Les gouvernements locaux ont construit, exploité et entretenu 60 pour cent des infrastructures publiques du Canada - tout cela avec seulement 8 à 10 sous de chaque dollar versé en impôt par les Canadiens et une obligation légale à préparer des budgets équilibrés prudents. Par nécessité, les villes sont donc devenues des gestionnaires de projet et financiers d'expérience. Imaginez ce que les gouvernements locaux pourront accomplir avec de nouveaux outils et un partenariat renouvelé.

Ce partenariat renouvelé est la clé. Il s'agit de notre occasion pour mettre en place un partenariat basé sur les forces que tous les ordres de gouvernement ont développées au cours des 150 années du Canada. Le gouvernement fédéral apporte sa vision nationale et son plan d'investissement. Les gouvernements provinciaux et territoriaux sont les défenseurs des priorités provinciales et régionales. Les gouvernements municipaux fournissent des solutions locales rentables produisant des résultats de portée nationale.

Au 19e siècle, nous avons construit ce pays en plantant les crampons des rails reliant nos différentes régions. Au 20e siècle, nous avons favorisé le commerce et la diversité en nous ouvrant sur le monde par la construction de nos ports et réseaux routiers.
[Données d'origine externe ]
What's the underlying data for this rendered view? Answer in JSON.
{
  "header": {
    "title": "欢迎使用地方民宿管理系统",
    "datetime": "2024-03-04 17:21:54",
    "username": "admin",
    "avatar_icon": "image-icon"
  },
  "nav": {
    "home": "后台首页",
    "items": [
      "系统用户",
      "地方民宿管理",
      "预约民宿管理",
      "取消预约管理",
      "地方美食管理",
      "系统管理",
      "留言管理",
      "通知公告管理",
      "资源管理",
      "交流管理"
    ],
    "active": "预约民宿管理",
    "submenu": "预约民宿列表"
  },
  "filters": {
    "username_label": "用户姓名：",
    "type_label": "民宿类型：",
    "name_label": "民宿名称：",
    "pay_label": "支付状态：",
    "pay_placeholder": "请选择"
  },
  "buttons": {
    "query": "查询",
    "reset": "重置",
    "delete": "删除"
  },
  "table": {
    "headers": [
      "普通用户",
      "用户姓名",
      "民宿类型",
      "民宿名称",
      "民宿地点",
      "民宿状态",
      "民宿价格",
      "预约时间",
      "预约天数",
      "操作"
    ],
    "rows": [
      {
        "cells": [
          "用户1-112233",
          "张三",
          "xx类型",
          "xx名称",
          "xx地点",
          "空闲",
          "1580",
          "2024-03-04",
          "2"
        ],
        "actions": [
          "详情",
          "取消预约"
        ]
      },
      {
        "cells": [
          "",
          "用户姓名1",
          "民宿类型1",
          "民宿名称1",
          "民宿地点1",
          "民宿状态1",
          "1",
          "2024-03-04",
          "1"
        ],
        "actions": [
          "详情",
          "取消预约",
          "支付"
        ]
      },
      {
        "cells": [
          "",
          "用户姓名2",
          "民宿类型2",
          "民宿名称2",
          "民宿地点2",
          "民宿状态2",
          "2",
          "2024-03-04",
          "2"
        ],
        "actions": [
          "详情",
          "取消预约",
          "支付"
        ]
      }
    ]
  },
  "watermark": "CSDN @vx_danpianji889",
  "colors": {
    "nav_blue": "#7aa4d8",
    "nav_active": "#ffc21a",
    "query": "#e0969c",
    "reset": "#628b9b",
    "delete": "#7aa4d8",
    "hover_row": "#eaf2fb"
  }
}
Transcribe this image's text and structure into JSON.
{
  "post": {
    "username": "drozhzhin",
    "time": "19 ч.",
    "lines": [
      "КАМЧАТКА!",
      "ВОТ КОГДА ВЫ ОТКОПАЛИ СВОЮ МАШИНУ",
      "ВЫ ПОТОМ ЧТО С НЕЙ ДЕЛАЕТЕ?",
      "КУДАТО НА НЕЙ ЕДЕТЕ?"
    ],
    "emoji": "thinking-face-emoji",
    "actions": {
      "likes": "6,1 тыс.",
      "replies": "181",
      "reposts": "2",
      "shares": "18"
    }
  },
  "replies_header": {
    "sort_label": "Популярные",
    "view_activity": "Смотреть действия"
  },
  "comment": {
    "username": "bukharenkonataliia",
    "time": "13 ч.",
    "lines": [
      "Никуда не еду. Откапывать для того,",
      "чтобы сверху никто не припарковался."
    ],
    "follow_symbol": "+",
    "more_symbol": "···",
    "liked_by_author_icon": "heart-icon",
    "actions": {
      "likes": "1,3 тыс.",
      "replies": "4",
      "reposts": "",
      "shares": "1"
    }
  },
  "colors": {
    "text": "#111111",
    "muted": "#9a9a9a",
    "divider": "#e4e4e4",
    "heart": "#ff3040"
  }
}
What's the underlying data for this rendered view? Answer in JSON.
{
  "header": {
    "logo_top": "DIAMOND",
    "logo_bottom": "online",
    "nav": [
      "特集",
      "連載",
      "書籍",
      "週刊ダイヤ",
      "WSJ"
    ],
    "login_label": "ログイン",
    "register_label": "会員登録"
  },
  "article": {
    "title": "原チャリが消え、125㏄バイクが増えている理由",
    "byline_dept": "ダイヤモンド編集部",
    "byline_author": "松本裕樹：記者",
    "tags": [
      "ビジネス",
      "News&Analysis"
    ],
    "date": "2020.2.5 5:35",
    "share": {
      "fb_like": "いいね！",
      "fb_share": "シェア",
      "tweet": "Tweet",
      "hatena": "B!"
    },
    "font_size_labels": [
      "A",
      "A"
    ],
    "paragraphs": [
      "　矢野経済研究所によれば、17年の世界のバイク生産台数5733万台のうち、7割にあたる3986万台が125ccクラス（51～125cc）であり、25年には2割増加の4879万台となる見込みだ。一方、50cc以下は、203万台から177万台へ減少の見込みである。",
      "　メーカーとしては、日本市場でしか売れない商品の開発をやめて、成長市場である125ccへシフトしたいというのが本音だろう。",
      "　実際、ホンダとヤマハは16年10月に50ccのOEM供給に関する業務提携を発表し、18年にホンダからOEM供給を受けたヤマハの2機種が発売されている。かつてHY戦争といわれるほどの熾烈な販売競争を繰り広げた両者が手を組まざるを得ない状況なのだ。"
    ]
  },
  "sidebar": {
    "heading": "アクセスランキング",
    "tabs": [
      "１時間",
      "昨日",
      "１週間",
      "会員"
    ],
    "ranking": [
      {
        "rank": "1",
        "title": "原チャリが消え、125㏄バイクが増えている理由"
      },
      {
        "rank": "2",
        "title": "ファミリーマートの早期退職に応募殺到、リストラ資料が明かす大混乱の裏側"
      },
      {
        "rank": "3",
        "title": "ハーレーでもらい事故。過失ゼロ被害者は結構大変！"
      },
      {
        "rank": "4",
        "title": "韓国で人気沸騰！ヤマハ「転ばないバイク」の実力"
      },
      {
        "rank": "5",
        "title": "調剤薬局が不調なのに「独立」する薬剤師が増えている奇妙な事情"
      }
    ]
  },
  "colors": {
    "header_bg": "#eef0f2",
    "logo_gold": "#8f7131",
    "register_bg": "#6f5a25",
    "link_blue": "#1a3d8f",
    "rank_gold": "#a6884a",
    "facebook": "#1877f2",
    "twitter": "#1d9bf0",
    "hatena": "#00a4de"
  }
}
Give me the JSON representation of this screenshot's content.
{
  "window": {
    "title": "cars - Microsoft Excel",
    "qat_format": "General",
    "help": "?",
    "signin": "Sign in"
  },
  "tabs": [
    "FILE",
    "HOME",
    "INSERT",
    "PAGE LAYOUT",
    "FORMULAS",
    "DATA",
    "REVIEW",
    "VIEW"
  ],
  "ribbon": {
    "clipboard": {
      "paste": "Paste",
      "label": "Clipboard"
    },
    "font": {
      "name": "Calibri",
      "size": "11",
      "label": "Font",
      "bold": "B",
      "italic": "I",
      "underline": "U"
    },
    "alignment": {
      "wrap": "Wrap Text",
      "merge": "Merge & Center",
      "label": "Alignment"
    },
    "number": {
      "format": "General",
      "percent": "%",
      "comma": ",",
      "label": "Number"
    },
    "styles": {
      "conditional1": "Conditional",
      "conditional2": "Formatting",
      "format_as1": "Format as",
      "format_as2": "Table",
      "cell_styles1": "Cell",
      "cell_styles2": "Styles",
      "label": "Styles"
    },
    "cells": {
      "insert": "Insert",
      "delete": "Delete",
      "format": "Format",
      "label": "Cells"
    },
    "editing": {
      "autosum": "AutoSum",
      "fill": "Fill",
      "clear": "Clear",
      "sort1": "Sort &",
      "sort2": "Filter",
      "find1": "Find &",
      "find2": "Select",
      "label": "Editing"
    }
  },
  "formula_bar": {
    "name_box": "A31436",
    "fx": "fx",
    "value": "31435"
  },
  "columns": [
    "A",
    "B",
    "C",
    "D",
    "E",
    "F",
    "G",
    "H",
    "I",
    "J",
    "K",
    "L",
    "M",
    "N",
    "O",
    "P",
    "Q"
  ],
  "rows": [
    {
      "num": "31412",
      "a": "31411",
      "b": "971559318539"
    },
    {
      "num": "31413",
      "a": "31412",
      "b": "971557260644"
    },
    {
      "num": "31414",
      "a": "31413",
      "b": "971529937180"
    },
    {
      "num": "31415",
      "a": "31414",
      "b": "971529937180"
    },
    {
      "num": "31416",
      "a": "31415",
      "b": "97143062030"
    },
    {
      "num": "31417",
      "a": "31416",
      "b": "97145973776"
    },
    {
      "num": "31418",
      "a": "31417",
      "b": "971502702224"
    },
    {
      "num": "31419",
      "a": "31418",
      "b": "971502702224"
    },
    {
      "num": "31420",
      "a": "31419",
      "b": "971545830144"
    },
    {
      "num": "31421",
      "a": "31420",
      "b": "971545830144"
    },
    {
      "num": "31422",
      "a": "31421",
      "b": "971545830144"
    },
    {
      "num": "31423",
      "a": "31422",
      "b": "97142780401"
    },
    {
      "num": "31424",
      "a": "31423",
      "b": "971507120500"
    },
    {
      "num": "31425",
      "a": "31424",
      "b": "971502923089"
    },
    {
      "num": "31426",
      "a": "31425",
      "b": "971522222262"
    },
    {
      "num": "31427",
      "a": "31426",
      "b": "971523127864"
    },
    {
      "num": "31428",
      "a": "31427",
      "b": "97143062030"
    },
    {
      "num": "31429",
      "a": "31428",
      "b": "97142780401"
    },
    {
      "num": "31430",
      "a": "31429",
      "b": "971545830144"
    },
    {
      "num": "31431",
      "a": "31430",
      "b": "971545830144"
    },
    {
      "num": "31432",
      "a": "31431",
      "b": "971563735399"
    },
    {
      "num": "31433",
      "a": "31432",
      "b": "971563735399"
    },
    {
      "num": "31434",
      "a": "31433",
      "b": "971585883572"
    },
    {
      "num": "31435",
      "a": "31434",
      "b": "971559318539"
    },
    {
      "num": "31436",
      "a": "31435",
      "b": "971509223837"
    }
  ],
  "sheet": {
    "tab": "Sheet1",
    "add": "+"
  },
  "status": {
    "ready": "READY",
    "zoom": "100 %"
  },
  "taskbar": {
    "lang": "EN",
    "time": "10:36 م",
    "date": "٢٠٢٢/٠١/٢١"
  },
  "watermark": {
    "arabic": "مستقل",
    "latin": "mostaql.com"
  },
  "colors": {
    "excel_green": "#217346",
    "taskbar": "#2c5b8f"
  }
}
Le Canada de demain pourra compter sur de grandes villes dynamiques grâce à leurs systèmes de transports de calibre mondial, ainsi que sur des régions rurales prospères soutenues par des infrastructures modernes pour les aider à relever le défi des changements climatiques.

J'ai été très encouragé par ce que j'ai vu à nos réunions du 7 septembre à Edmonton - trois partenaires gouvernementaux concentrés sur la chose la plus importante : produire de véritables résultats pour les Canadiens. Si nous pouvons continuer de placer les gens avant la politique, et nous engager à réserver un rôle central aux municipalités, les Canadiens auront de quoi se réjouir.

Don Iveson est le maire de la Ville d'Edmonton. Il est également le président du Caucus des maires des grandes villes de la Fédération canadienne des municipalités (fcm.ca).